E isso decorre da necessidade de a Administração Pública motivar os seus atos; com efeito, se ela outorgou uma permissão de uso por um determinado período de tempo, o que, por óbvio, levou o permissionário a efetuar determinados investimentos com base nesse lapso temporal, é de direito que os motivos da revogação ou cassação da permissão de uso sejam expressos.

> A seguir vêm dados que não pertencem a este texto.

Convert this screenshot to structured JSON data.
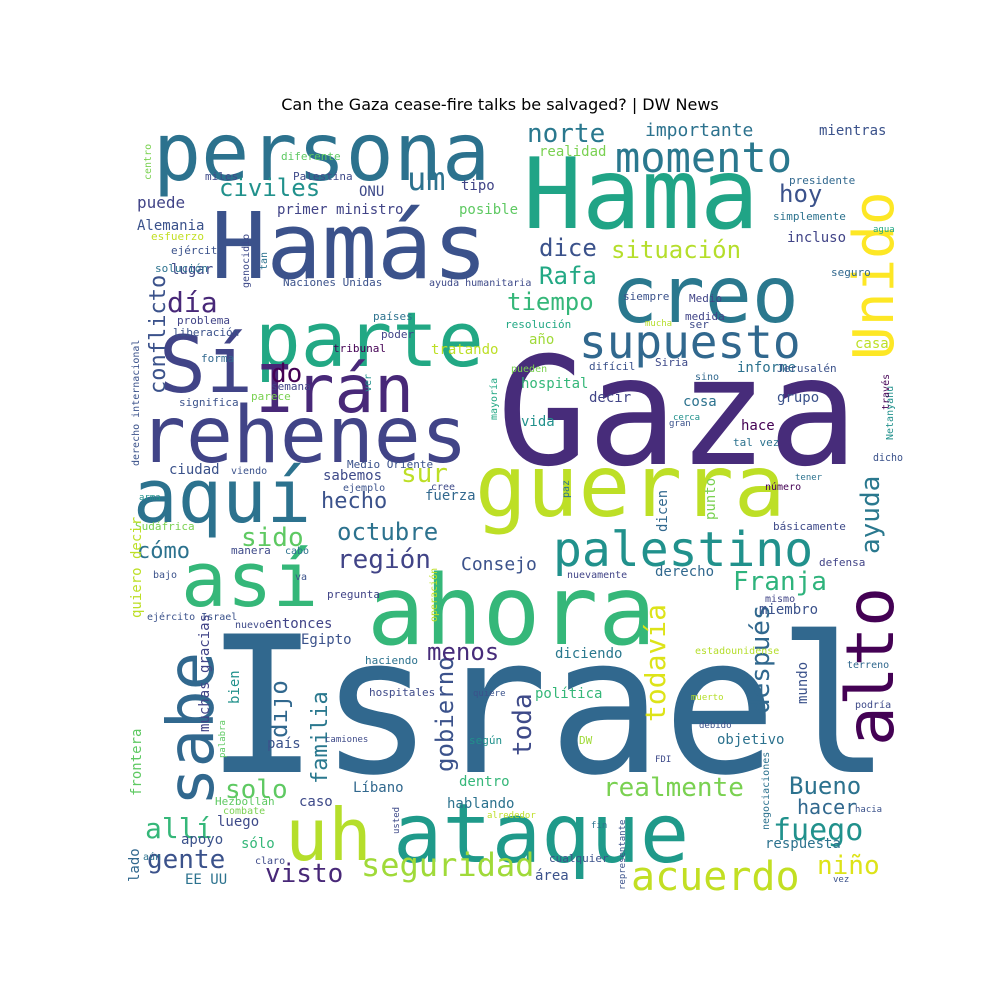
{
  "title": "Can the Gaza cease-fire talks be salvaged? | DW News",
  "chart_data": {
    "type": "wordcloud",
    "title": "Can the Gaza cease-fire talks be salvaged? | DW News",
    "colormap": "viridis",
    "background": "#ffffff",
    "words": [
      {
        "text": "Israel",
        "weight": 1.0,
        "color": "#31688e"
      },
      {
        "text": "Gaza",
        "weight": 0.86,
        "color": "#472c7a"
      },
      {
        "text": "Hama",
        "weight": 0.6,
        "color": "#20a486"
      },
      {
        "text": "Hamás",
        "weight": 0.58,
        "color": "#3b528b"
      },
      {
        "text": "persona",
        "weight": 0.56,
        "color": "#2c728e"
      },
      {
        "text": "ahora",
        "weight": 0.6,
        "color": "#35b779"
      },
      {
        "text": "guerra",
        "weight": 0.55,
        "color": "#bddf26"
      },
      {
        "text": "ataque",
        "weight": 0.5,
        "color": "#1f9a8a"
      },
      {
        "text": "rehenes",
        "weight": 0.5,
        "color": "#414487"
      },
      {
        "text": "creo",
        "weight": 0.48,
        "color": "#2a788e"
      },
      {
        "text": "parte",
        "weight": 0.46,
        "color": "#22a884"
      },
      {
        "text": "Sí",
        "weight": 0.46,
        "color": "#414487"
      },
      {
        "text": "así",
        "weight": 0.44,
        "color": "#35b779"
      },
      {
        "text": "aquí",
        "weight": 0.44,
        "color": "#2c728e"
      },
      {
        "text": "alto",
        "weight": 0.42,
        "color": "#440154"
      },
      {
        "text": "uh",
        "weight": 0.42,
        "color": "#b5de2b"
      },
      {
        "text": "sabe",
        "weight": 0.42,
        "color": "#31688e"
      },
      {
        "text": "Irán",
        "weight": 0.42,
        "color": "#482878"
      },
      {
        "text": "Unido",
        "weight": 0.4,
        "color": "#fde725"
      },
      {
        "text": "supuesto",
        "weight": 0.28,
        "color": "#31688e"
      },
      {
        "text": "palestino",
        "weight": 0.3,
        "color": "#21918c"
      },
      {
        "text": "momento",
        "weight": 0.26,
        "color": "#2a788e"
      },
      {
        "text": "acuerdo",
        "weight": 0.24,
        "color": "#c2df23"
      },
      {
        "text": "conflicto",
        "weight": 0.2,
        "color": "#3b528b"
      },
      {
        "text": "todavía",
        "weight": 0.18,
        "color": "#dde318"
      },
      {
        "text": "después",
        "weight": 0.18,
        "color": "#31688e"
      },
      {
        "text": "ayuda",
        "weight": 0.18,
        "color": "#2a788e"
      },
      {
        "text": "seguridad",
        "weight": 0.18,
        "color": "#a0da39"
      },
      {
        "text": "gobierno",
        "weight": 0.16,
        "color": "#3b528b"
      },
      {
        "text": "familia",
        "weight": 0.16,
        "color": "#2a788e"
      },
      {
        "text": "realmente",
        "weight": 0.16,
        "color": "#7ad151"
      },
      {
        "text": "toda",
        "weight": 0.16,
        "color": "#3e4a89"
      },
      {
        "text": "situación",
        "weight": 0.16,
        "color": "#b5de2b"
      },
      {
        "text": "tiempo",
        "weight": 0.16,
        "color": "#35b779"
      },
      {
        "text": "norte",
        "weight": 0.16,
        "color": "#2a788e"
      },
      {
        "text": "Franja",
        "weight": 0.16,
        "color": "#2eb37c"
      },
      {
        "text": "región",
        "weight": 0.15,
        "color": "#414487"
      },
      {
        "text": "hecho",
        "weight": 0.15,
        "color": "#3b528b"
      },
      {
        "text": "octubre",
        "weight": 0.15,
        "color": "#2c728e"
      },
      {
        "text": "fuego",
        "weight": 0.15,
        "color": "#21918c"
      },
      {
        "text": "gente",
        "weight": 0.14,
        "color": "#3b528b"
      },
      {
        "text": "visto",
        "weight": 0.14,
        "color": "#482878"
      },
      {
        "text": "dijo",
        "weight": 0.14,
        "color": "#31688e"
      },
      {
        "text": "menos",
        "weight": 0.14,
        "color": "#472c7a"
      },
      {
        "text": "día",
        "weight": 0.14,
        "color": "#482878"
      },
      {
        "text": "civiles",
        "weight": 0.14,
        "color": "#21918c"
      },
      {
        "text": "um",
        "weight": 0.14,
        "color": "#2c728e"
      },
      {
        "text": "dice",
        "weight": 0.14,
        "color": "#3b528b"
      },
      {
        "text": "Rafa",
        "weight": 0.14,
        "color": "#22a884"
      },
      {
        "text": "hoy",
        "weight": 0.14,
        "color": "#3b528b"
      },
      {
        "text": "sur",
        "weight": 0.14,
        "color": "#bddf26"
      },
      {
        "text": "sido",
        "weight": 0.14,
        "color": "#5ec962"
      },
      {
        "text": "cómo",
        "weight": 0.13,
        "color": "#2c728e"
      },
      {
        "text": "solo",
        "weight": 0.14,
        "color": "#5ec962"
      },
      {
        "text": "allí",
        "weight": 0.14,
        "color": "#35b779"
      },
      {
        "text": "niño",
        "weight": 0.13,
        "color": "#dde318"
      },
      {
        "text": "Bueno",
        "weight": 0.13,
        "color": "#2c728e"
      },
      {
        "text": "importante",
        "weight": 0.11,
        "color": "#2c728e"
      },
      {
        "text": "Consejo",
        "weight": 0.11,
        "color": "#3b528b"
      },
      {
        "text": "do",
        "weight": 0.13,
        "color": "#440154"
      },
      {
        "text": "hacer",
        "weight": 0.11,
        "color": "#31688e"
      },
      {
        "text": "mientras",
        "weight": 0.09,
        "color": "#3b528b"
      },
      {
        "text": "realidad",
        "weight": 0.08,
        "color": "#7ad151"
      },
      {
        "text": "tipo",
        "weight": 0.08,
        "color": "#414487"
      },
      {
        "text": "ONU",
        "weight": 0.08,
        "color": "#3e4a89"
      },
      {
        "text": "puede",
        "weight": 0.09,
        "color": "#414487"
      },
      {
        "text": "primer ministro",
        "weight": 0.08,
        "color": "#414487"
      },
      {
        "text": "posible",
        "weight": 0.08,
        "color": "#5ec962"
      },
      {
        "text": "Alemania",
        "weight": 0.07,
        "color": "#3b528b"
      },
      {
        "text": "incluso",
        "weight": 0.08,
        "color": "#414487"
      },
      {
        "text": "lugar",
        "weight": 0.08,
        "color": "#3e4a89"
      },
      {
        "text": "diferente",
        "weight": 0.06,
        "color": "#5ec962"
      },
      {
        "text": "Palestina",
        "weight": 0.06,
        "color": "#3e4a89"
      },
      {
        "text": "miles",
        "weight": 0.06,
        "color": "#3e4a89"
      },
      {
        "text": "centro",
        "weight": 0.05,
        "color": "#7ad151"
      },
      {
        "text": "presidente",
        "weight": 0.06,
        "color": "#31688e"
      },
      {
        "text": "simplemente",
        "weight": 0.06,
        "color": "#2c728e"
      },
      {
        "text": "agua",
        "weight": 0.05,
        "color": "#22a884"
      },
      {
        "text": "seguro",
        "weight": 0.06,
        "color": "#31688e"
      },
      {
        "text": "esfuerzo",
        "weight": 0.06,
        "color": "#c2df23"
      },
      {
        "text": "ejército",
        "weight": 0.06,
        "color": "#3b528b"
      },
      {
        "text": "solución",
        "weight": 0.06,
        "color": "#2c728e"
      },
      {
        "text": "genocidio",
        "weight": 0.05,
        "color": "#3e4a89"
      },
      {
        "text": "tan",
        "weight": 0.05,
        "color": "#2c728e"
      },
      {
        "text": "Naciones Unidas",
        "weight": 0.06,
        "color": "#3b528b"
      },
      {
        "text": "ayuda humanitaria",
        "weight": 0.06,
        "color": "#3e4a89"
      },
      {
        "text": "siempre",
        "weight": 0.06,
        "color": "#3b528b"
      },
      {
        "text": "Medio",
        "weight": 0.06,
        "color": "#414487"
      },
      {
        "text": "problema",
        "weight": 0.06,
        "color": "#414487"
      },
      {
        "text": "países",
        "weight": 0.06,
        "color": "#2c728e"
      },
      {
        "text": "medida",
        "weight": 0.06,
        "color": "#414487"
      },
      {
        "text": "mucha",
        "weight": 0.05,
        "color": "#b5de2b"
      },
      {
        "text": "ser",
        "weight": 0.06,
        "color": "#3e4a89"
      },
      {
        "text": "resolución",
        "weight": 0.06,
        "color": "#22a884"
      },
      {
        "text": "liberación",
        "weight": 0.06,
        "color": "#3b528b"
      },
      {
        "text": "poder",
        "weight": 0.06,
        "color": "#414487"
      },
      {
        "text": "año",
        "weight": 0.08,
        "color": "#a0da39"
      },
      {
        "text": "casa",
        "weight": 0.08,
        "color": "#bddf26"
      },
      {
        "text": "tribunal",
        "weight": 0.06,
        "color": "#440154"
      },
      {
        "text": "tratando",
        "weight": 0.08,
        "color": "#bddf26"
      },
      {
        "text": "forma",
        "weight": 0.06,
        "color": "#31688e"
      },
      {
        "text": "derecho internacional",
        "weight": 0.05,
        "color": "#3b528b"
      },
      {
        "text": "semana",
        "weight": 0.06,
        "color": "#414487"
      },
      {
        "text": "ver",
        "weight": 0.05,
        "color": "#21918c"
      },
      {
        "text": "hospital",
        "weight": 0.08,
        "color": "#35b779"
      },
      {
        "text": "mayoría",
        "weight": 0.05,
        "color": "#22a884"
      },
      {
        "text": "pueden",
        "weight": 0.05,
        "color": "#7ad151"
      },
      {
        "text": "difícil",
        "weight": 0.06,
        "color": "#3b528b"
      },
      {
        "text": "Siria",
        "weight": 0.06,
        "color": "#3e4a89"
      },
      {
        "text": "sino",
        "weight": 0.05,
        "color": "#31688e"
      },
      {
        "text": "informe",
        "weight": 0.08,
        "color": "#2c728e"
      },
      {
        "text": "Jerusalén",
        "weight": 0.06,
        "color": "#3b528b"
      },
      {
        "text": "Netanyahu",
        "weight": 0.05,
        "color": "#21918c"
      },
      {
        "text": "través",
        "weight": 0.05,
        "color": "#440154"
      },
      {
        "text": "significa",
        "weight": 0.06,
        "color": "#3b528b"
      },
      {
        "text": "parece",
        "weight": 0.06,
        "color": "#7ad151"
      },
      {
        "text": "decir",
        "weight": 0.08,
        "color": "#414487"
      },
      {
        "text": "cosa",
        "weight": 0.08,
        "color": "#2c728e"
      },
      {
        "text": "grupo",
        "weight": 0.08,
        "color": "#3b528b"
      },
      {
        "text": "hace",
        "weight": 0.08,
        "color": "#440154"
      },
      {
        "text": "vida",
        "weight": 0.08,
        "color": "#21918c"
      },
      {
        "text": "cerca",
        "weight": 0.05,
        "color": "#21918c"
      },
      {
        "text": "gran",
        "weight": 0.05,
        "color": "#3b528b"
      },
      {
        "text": "tal vez",
        "weight": 0.06,
        "color": "#2c728e"
      },
      {
        "text": "dicho",
        "weight": 0.06,
        "color": "#3b528b"
      },
      {
        "text": "ciudad",
        "weight": 0.08,
        "color": "#3b528b"
      },
      {
        "text": "viendo",
        "weight": 0.05,
        "color": "#3b528b"
      },
      {
        "text": "Medio Oriente",
        "weight": 0.06,
        "color": "#3b528b"
      },
      {
        "text": "sabemos",
        "weight": 0.07,
        "color": "#3e4a89"
      },
      {
        "text": "paz",
        "weight": 0.06,
        "color": "#2c728e"
      },
      {
        "text": "tener",
        "weight": 0.05,
        "color": "#2c728e"
      },
      {
        "text": "número",
        "weight": 0.06,
        "color": "#440154"
      },
      {
        "text": "arma",
        "weight": 0.05,
        "color": "#21918c"
      },
      {
        "text": "ejemplo",
        "weight": 0.05,
        "color": "#3b528b"
      },
      {
        "text": "cree",
        "weight": 0.05,
        "color": "#3e4a89"
      },
      {
        "text": "fuerza",
        "weight": 0.08,
        "color": "#31688e"
      },
      {
        "text": "dicen",
        "weight": 0.08,
        "color": "#31688e"
      },
      {
        "text": "punto",
        "weight": 0.07,
        "color": "#7ad151"
      },
      {
        "text": "Sudáfrica",
        "weight": 0.05,
        "color": "#7ad151"
      },
      {
        "text": "básicamente",
        "weight": 0.06,
        "color": "#3e4a89"
      },
      {
        "text": "manera",
        "weight": 0.06,
        "color": "#3e4a89"
      },
      {
        "text": "cabo",
        "weight": 0.05,
        "color": "#2c728e"
      },
      {
        "text": "nuevamente",
        "weight": 0.06,
        "color": "#414487"
      },
      {
        "text": "derecho",
        "weight": 0.07,
        "color": "#31688e"
      },
      {
        "text": "defensa",
        "weight": 0.06,
        "color": "#414487"
      },
      {
        "text": "bajo",
        "weight": 0.06,
        "color": "#3b528b"
      },
      {
        "text": "va",
        "weight": 0.05,
        "color": "#3b528b"
      },
      {
        "text": "pregunta",
        "weight": 0.06,
        "color": "#414487"
      },
      {
        "text": "quiero decir",
        "weight": 0.07,
        "color": "#bddf26"
      },
      {
        "text": "operación",
        "weight": 0.05,
        "color": "#bddf26"
      },
      {
        "text": "mismo",
        "weight": 0.05,
        "color": "#414487"
      },
      {
        "text": "miembro",
        "weight": 0.08,
        "color": "#3b528b"
      },
      {
        "text": "ejército Israel",
        "weight": 0.06,
        "color": "#3b528b"
      },
      {
        "text": "nuevo",
        "weight": 0.05,
        "color": "#3e4a89"
      },
      {
        "text": "entonces",
        "weight": 0.09,
        "color": "#414487"
      },
      {
        "text": "Egipto",
        "weight": 0.08,
        "color": "#3b528b"
      },
      {
        "text": "diciendo",
        "weight": 0.08,
        "color": "#2a788e"
      },
      {
        "text": "estadounidense",
        "weight": 0.05,
        "color": "#b5de2b"
      },
      {
        "text": "terreno",
        "weight": 0.05,
        "color": "#31688e"
      },
      {
        "text": "muchas gracias",
        "weight": 0.08,
        "color": "#414487"
      },
      {
        "text": "haciendo",
        "weight": 0.06,
        "color": "#2c728e"
      },
      {
        "text": "mundo",
        "weight": 0.07,
        "color": "#3b528b"
      },
      {
        "text": "bien",
        "weight": 0.07,
        "color": "#21918c"
      },
      {
        "text": "hospitales",
        "weight": 0.06,
        "color": "#3e4a89"
      },
      {
        "text": "quiere",
        "weight": 0.05,
        "color": "#3b528b"
      },
      {
        "text": "política",
        "weight": 0.08,
        "color": "#35b779"
      },
      {
        "text": "muerto",
        "weight": 0.05,
        "color": "#b5de2b"
      },
      {
        "text": "podría",
        "weight": 0.06,
        "color": "#3e4a89"
      },
      {
        "text": "palabra",
        "weight": 0.05,
        "color": "#5ec962"
      },
      {
        "text": "debido",
        "weight": 0.05,
        "color": "#3b528b"
      },
      {
        "text": "frontera",
        "weight": 0.08,
        "color": "#5ec962"
      },
      {
        "text": "país",
        "weight": 0.08,
        "color": "#3b528b"
      },
      {
        "text": "camiones",
        "weight": 0.05,
        "color": "#3e4a89"
      },
      {
        "text": "según",
        "weight": 0.06,
        "color": "#21918c"
      },
      {
        "text": "DW",
        "weight": 0.06,
        "color": "#a0da39"
      },
      {
        "text": "objetivo",
        "weight": 0.08,
        "color": "#2c728e"
      },
      {
        "text": "FDI",
        "weight": 0.05,
        "color": "#3e4a89"
      },
      {
        "text": "negociaciones",
        "weight": 0.05,
        "color": "#2c728e"
      },
      {
        "text": "Líbano",
        "weight": 0.08,
        "color": "#31688e"
      },
      {
        "text": "dentro",
        "weight": 0.09,
        "color": "#35b779"
      },
      {
        "text": "hablando",
        "weight": 0.09,
        "color": "#2c728e"
      },
      {
        "text": "caso",
        "weight": 0.08,
        "color": "#3e4a89"
      },
      {
        "text": "Hezbolláh",
        "weight": 0.06,
        "color": "#5ec962"
      },
      {
        "text": "combate",
        "weight": 0.05,
        "color": "#7ad151"
      },
      {
        "text": "luego",
        "weight": 0.08,
        "color": "#3e4a89"
      },
      {
        "text": "usted",
        "weight": 0.05,
        "color": "#3e4a89"
      },
      {
        "text": "alrededor",
        "weight": 0.05,
        "color": "#bddf26"
      },
      {
        "text": "fin",
        "weight": 0.05,
        "color": "#2c728e"
      },
      {
        "text": "hacia",
        "weight": 0.05,
        "color": "#3b528b"
      },
      {
        "text": "apoyo",
        "weight": 0.08,
        "color": "#3b528b"
      },
      {
        "text": "sólo",
        "weight": 0.08,
        "color": "#35b779"
      },
      {
        "text": "respuesta",
        "weight": 0.08,
        "color": "#2c728e"
      },
      {
        "text": "aún",
        "weight": 0.05,
        "color": "#2c728e"
      },
      {
        "text": "claro",
        "weight": 0.05,
        "color": "#3e4a89"
      },
      {
        "text": "cualquier",
        "weight": 0.06,
        "color": "#3b528b"
      },
      {
        "text": "representante",
        "weight": 0.05,
        "color": "#3b528b"
      },
      {
        "text": "lado",
        "weight": 0.07,
        "color": "#31688e"
      },
      {
        "text": "EE UU",
        "weight": 0.08,
        "color": "#2c728e"
      },
      {
        "text": "área",
        "weight": 0.07,
        "color": "#3b528b"
      },
      {
        "text": "vez",
        "weight": 0.05,
        "color": "#3b528b"
      }
    ]
  }
}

Nesse sentido, destaque-se posicionamento esposado pelo já citado E. Tribunal de Justiça do Estado de São Paulo:

“MANDADO DE SEGURANÇA. Município de São Paulo. Comércio ambulante. Revogação de Termo de Permissão de Uso. Apesar da precariedade que caracteriza a permissão de uso e da discricionariedade do ato administrativo, aquele ato não prescinde de motivação. Requisito não preenchido pelo ato atacado, portaria do Subprefeito da Penha que revogou todos os termos de permissão de uso concedidos por aquela subprefeitura para o exercício do comércio ou serviços ambulantes. Ilegalidade reconhecida. Sentença concessiva da ordem. Recursos oficial, considerado interposto, e voluntário não providos”. (Ap. com revisão nº 0015444-94.2012.8.26.0053. Rel. Des. Antônio Carlos Villen, 10ª Câm. Dir. Púb., j. 27.01.2014) (g.n.)

A necessidade de motivação do ato que revoga ou cassa a outorga realizada, decorre também do dever de a Administração Pública observar os princípios da igualdade entre os administrados, e o da impessoalidade; na verdade, se for considerado que o permissionário, no mais das vezes, realiza determinados investimentos objetivando dar utilização à permissão que obteve, sendo que ela atende a um determinado interesse público, não cabe à Administração retirar de um para dar para outro, por mais que o ato seja precário e ela não tenha de indenizar as benfeitorias feitas no espaço cujo uso foi permitido a um particular.

De outro lado, por mais que a precariedade do ato de permissão de uso não permita qualquer indenização pelas benfeitorias realizadas na área cujo uso foi permitido, isso não implica a possibilidade de um particular locupletar às custas de outro.

Considere-se, ainda, que a permissão de uso de bem público está vinculada ao atendimento das funções sociais da cidade. Vinculação essa que demanda que a outorga da permissão de uso seja realizada objetivando tais funções, o mesmo se aplicando à precariedade do instrumento, que também

deve ter uma justificativa de observância das citadas funções, para permitir a revogação do ato de outorga de uso citado.